La question qui était restée en suspens semblait sincère, mais la réponse demeurait évidente pour les deux êtres.

– Je n'arrête pas de penser à demain. . . déclara la voix juvénile, incertaine de la réaction de son aîné.

– C'est une étape cruciale de ta vie, tu le sais bien. Tu es l'une des nôtres, la mort ne viendra pas t'emporter.

Le ton employé se voulait convainquant et ne laissait place à aucune réponse. La jeune fille y était habituée, mais ses doutes étaient trop importants pour les garder enfouies en elle.

– Mais si je ne suis pas assez forte pour survivre au rituel alors Vanor m'accueillera au Feralma et-

– Je t'interdis de dire son nom, Cordélia ! réprimanda-t-elle.

Elles avaient arrêté de marcher et l'aînée s'était baissée à sa hauteur. L'ordre devait être clair. Cordélia laissa son regard se diriger vers leur mains liées, toutes deux blanches à cause de la pression. L'enfant avait oublié, son nom était un blasphème, une insulte envers ses ancêtres et une prière envers les démons.
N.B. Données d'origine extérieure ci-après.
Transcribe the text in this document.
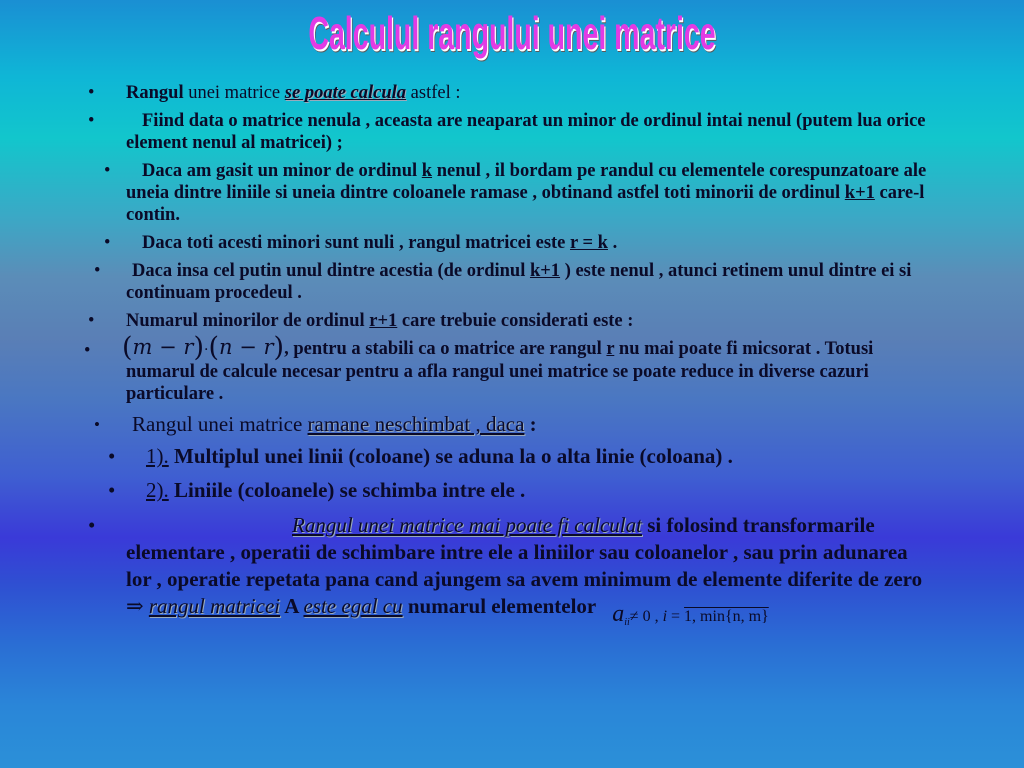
Calculul rangului unei matrice
• Rangul unei matrice se poate calcula astfel :
•	Fiind data o matrice nenula , aceasta are neaparat un minor de ordinul intai nenul (putem lua orice element nenul al matricei) ;
• Daca am gasit un minor de ordinul k nenul , il bordam pe randul cu elementele corespunzatoare ale uneia dintre liniile si uneia dintre coloanele ramase , obtinand astfel toti minorii de ordinul k+1 care-l contin.
• Daca toti acesti minori sunt nuli , rangul matricei este r = k .
• Daca insa cel putin unul dintre acestia (de ordinul k+1 ) este nenul , atunci retinem unul dintre ei si continuam procedeul .
• Numarul minorilor de ordinul r+1 care trebuie considerati este :
• (m − r)·(n − r), pentru a stabili ca o matrice are rangul r nu mai poate fi micsorat . Totusi numarul de calcule necesar pentru a afla rangul unei matrice se poate reduce in diverse cazuri particulare .
• Rangul unei matrice ramane neschimbat , daca :
• 1). Multiplul unei linii (coloane) se aduna la o alta linie (coloana) .
• 2). Liniile (coloanele) se schimba intre ele .
•	Rangul unei matrice mai poate fi calculat si folosind transformarile elementare , operatii de schimbare intre ele a liniilor sau coloanelor , sau prin adunarea lor , operatie repetata pana cand ajungem sa avem minimum de elemente diferite de zero ⇒ rangul matricei A este egal cu numarul elementelor $_{a_{ii}\ne 0 , i = 1, min\{n, m\}}$
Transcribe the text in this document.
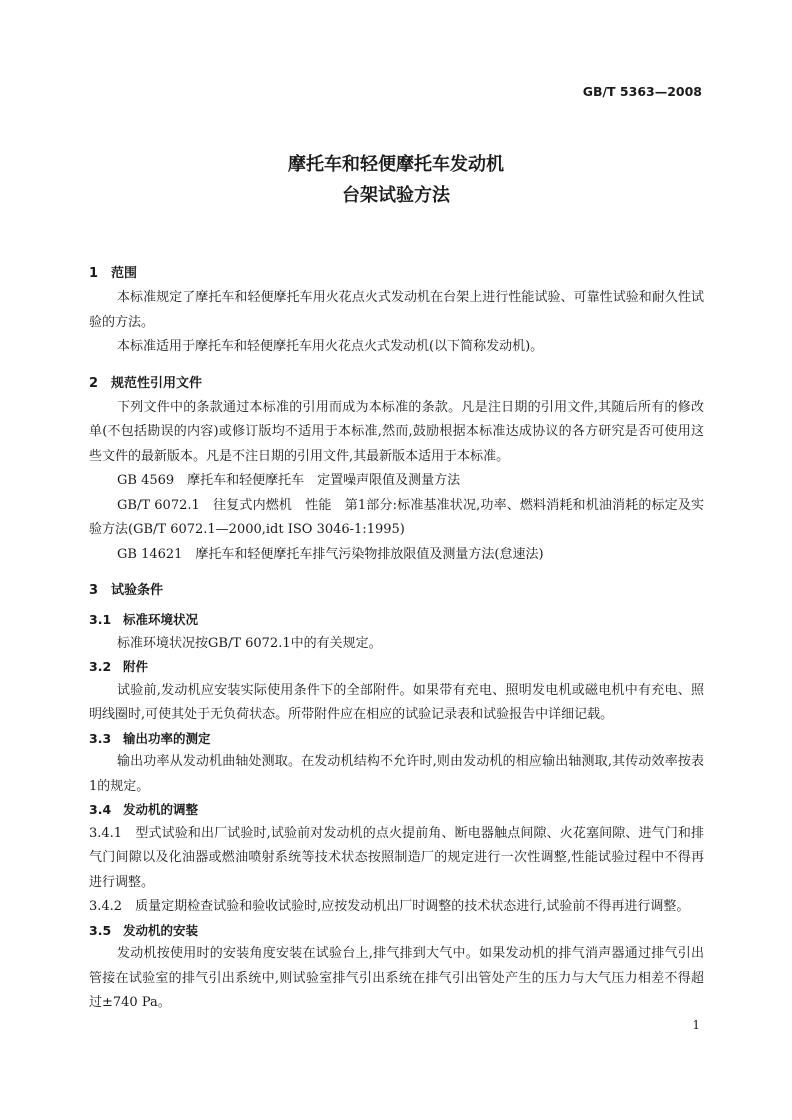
GB/T 5363—2008
摩托车和轻便摩托车发动机
台架试验方法
1 范围

本标准规定了摩托车和轻便摩托车用火花点火式发动机在台架上进行性能试验、可靠性试验和耐久性试验的方法。

本标准适用于摩托车和轻便摩托车用火花点火式发动机(以下简称发动机)。

2 规范性引用文件

下列文件中的条款通过本标准的引用而成为本标准的条款。凡是注日期的引用文件,其随后所有的修改单(不包括勘误的内容)或修订版均不适用于本标准,然而,鼓励根据本标准达成协议的各方研究是否可使用这些文件的最新版本。凡是不注日期的引用文件,其最新版本适用于本标准。

GB 4569　摩托车和轻便摩托车　定置噪声限值及测量方法

GB/T 6072.1　往复式内燃机　性能　第1部分:标准基准状况,功率、燃料消耗和机油消耗的标定及实验方法(GB/T 6072.1—2000,idt ISO 3046-1:1995)

GB 14621　摩托车和轻便摩托车排气污染物排放限值及测量方法(怠速法)

3 试验条件
3.1 标准环境状况

标准环境状况按GB/T 6072.1中的有关规定。

3.2 附件

试验前,发动机应安装实际使用条件下的全部附件。如果带有充电、照明发电机或磁电机中有充电、照明线圈时,可使其处于无负荷状态。所带附件应在相应的试验记录表和试验报告中详细记载。

3.3 输出功率的测定

输出功率从发动机曲轴处测取。在发动机结构不允许时,则由发动机的相应输出轴测取,其传动效率按表1的规定。

3.4 发动机的调整

3.4.1　型式试验和出厂试验时,试验前对发动机的点火提前角、断电器触点间隙、火花塞间隙、进气门和排气门间隙以及化油器或燃油喷射系统等技术状态按照制造厂的规定进行一次性调整,性能试验过程中不得再进行调整。

3.4.2　质量定期检查试验和验收试验时,应按发动机出厂时调整的技术状态进行,试验前不得再进行调整。

3.5 发动机的安装

发动机按使用时的安装角度安装在试验台上,排气排到大气中。如果发动机的排气消声器通过排气引出管接在试验室的排气引出系统中,则试验室排气引出系统在排气引出管处产生的压力与大气压力相差不得超过±740 Pa。

1
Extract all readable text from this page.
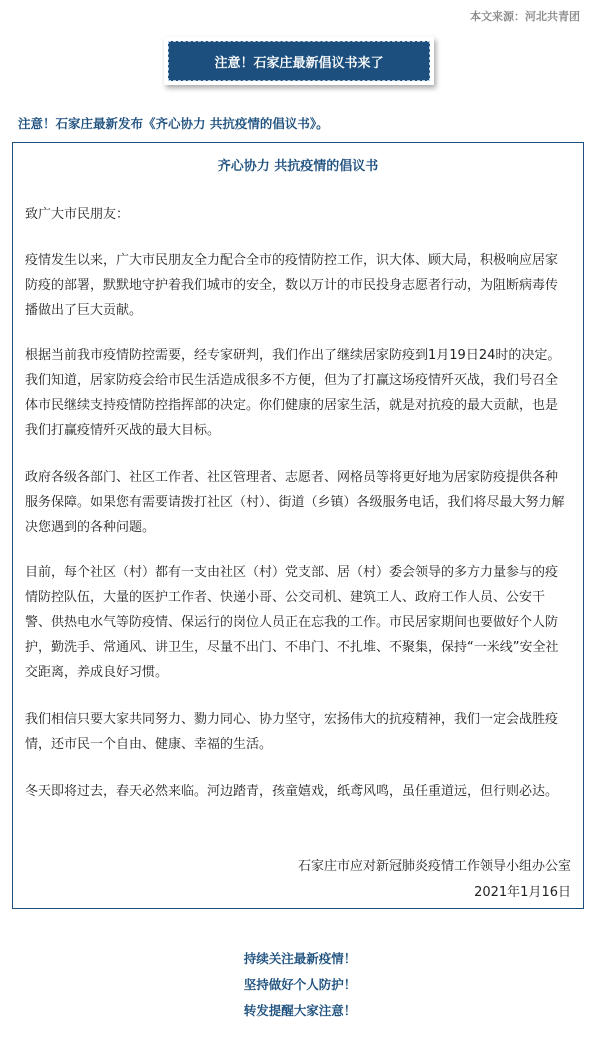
本文来源：河北共青团
注意！石家庄最新倡议书来了
注意！石家庄最新发布《齐心协力 共抗疫情的倡议书》。
齐心协力 共抗疫情的倡议书

致广大市民朋友：

疫情发生以来，广大市民朋友全力配合全市的疫情防控工作，识大体、顾大局，积极响应居家防疫的部署，默默地守护着我们城市的安全，数以万计的市民投身志愿者行动，为阻断病毒传播做出了巨大贡献。

根据当前我市疫情防控需要，经专家研判，我们作出了继续居家防疫到1月19日24时的决定。我们知道，居家防疫会给市民生活造成很多不方便，但为了打赢这场疫情歼灭战，我们号召全体市民继续支持疫情防控指挥部的决定。你们健康的居家生活，就是对抗疫的最大贡献，也是我们打赢疫情歼灭战的最大目标。

政府各级各部门、社区工作者、社区管理者、志愿者、网格员等将更好地为居家防疫提供各种服务保障。如果您有需要请拨打社区（村）、街道（乡镇）各级服务电话，我们将尽最大努力解决您遇到的各种问题。

目前，每个社区（村）都有一支由社区（村）党支部、居（村）委会领导的多方力量参与的疫情防控队伍，大量的医护工作者、快递小哥、公交司机、建筑工人、政府工作人员、公安干警、供热电水气等防疫情、保运行的岗位人员正在忘我的工作。市民居家期间也要做好个人防护，勤洗手、常通风、讲卫生，尽量不出门、不串门、不扎堆、不聚集，保持“一米线”安全社交距离，养成良好习惯。

我们相信只要大家共同努力、勠力同心、协力坚守，宏扬伟大的抗疫精神，我们一定会战胜疫情，还市民一个自由、健康、幸福的生活。

冬天即将过去，春天必然来临。河边踏青，孩童嬉戏，纸鸢风鸣，虽任重道远，但行则必达。

石家庄市应对新冠肺炎疫情工作领导小组办公室
2021年1月16日
持续关注最新疫情！
坚持做好个人防护！
转发提醒大家注意！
– Souviens-toi, ma sœur, tu es une Seraphine. Une enfant de Nereus, dieu des océans et de Meeri, déesse du savoir et du destin. Notre foi ne va qu'à la vérité, c'est pour ça que nous sommes celles qui écrivent l'histoire des hommes. . .

Cordélia fixait le visage de sa sœur alors qu'elle parlait. Les mots étaient connus par cœur et la sensation d'assister à une prière se faisait de plus en plus forte. Mais à qui était-elle destinée ? Les dieux ? Ou sa jeune sœur ?

– Et je sais que demain, tu sortiras de l'eau avec ce bandeau sur les yeux. Tu auras enfin la capacité de voir. continua la Seraphine, l'excitation accentuant chaque syllabe.

C'était la vérité, dans quelques heures, elle ne verrait plus avec ses yeux, mais avec son esprit. Elle portera ce bandeau et le paysage idyllique ne sera plus qu'un lointain souvenir qu'elle essayera de cultiver.

C'était son destin, la seule et unique vérité.

– Crois moi, tu n'auras jamais vu le monde aussi clairement.

Dans quelques années, Olga ne sera plus là pour voir l'humanité se déchaînait comme au temps de la Grande Misère, ni ses sœurs perdre lentement et douloureusement leur foi.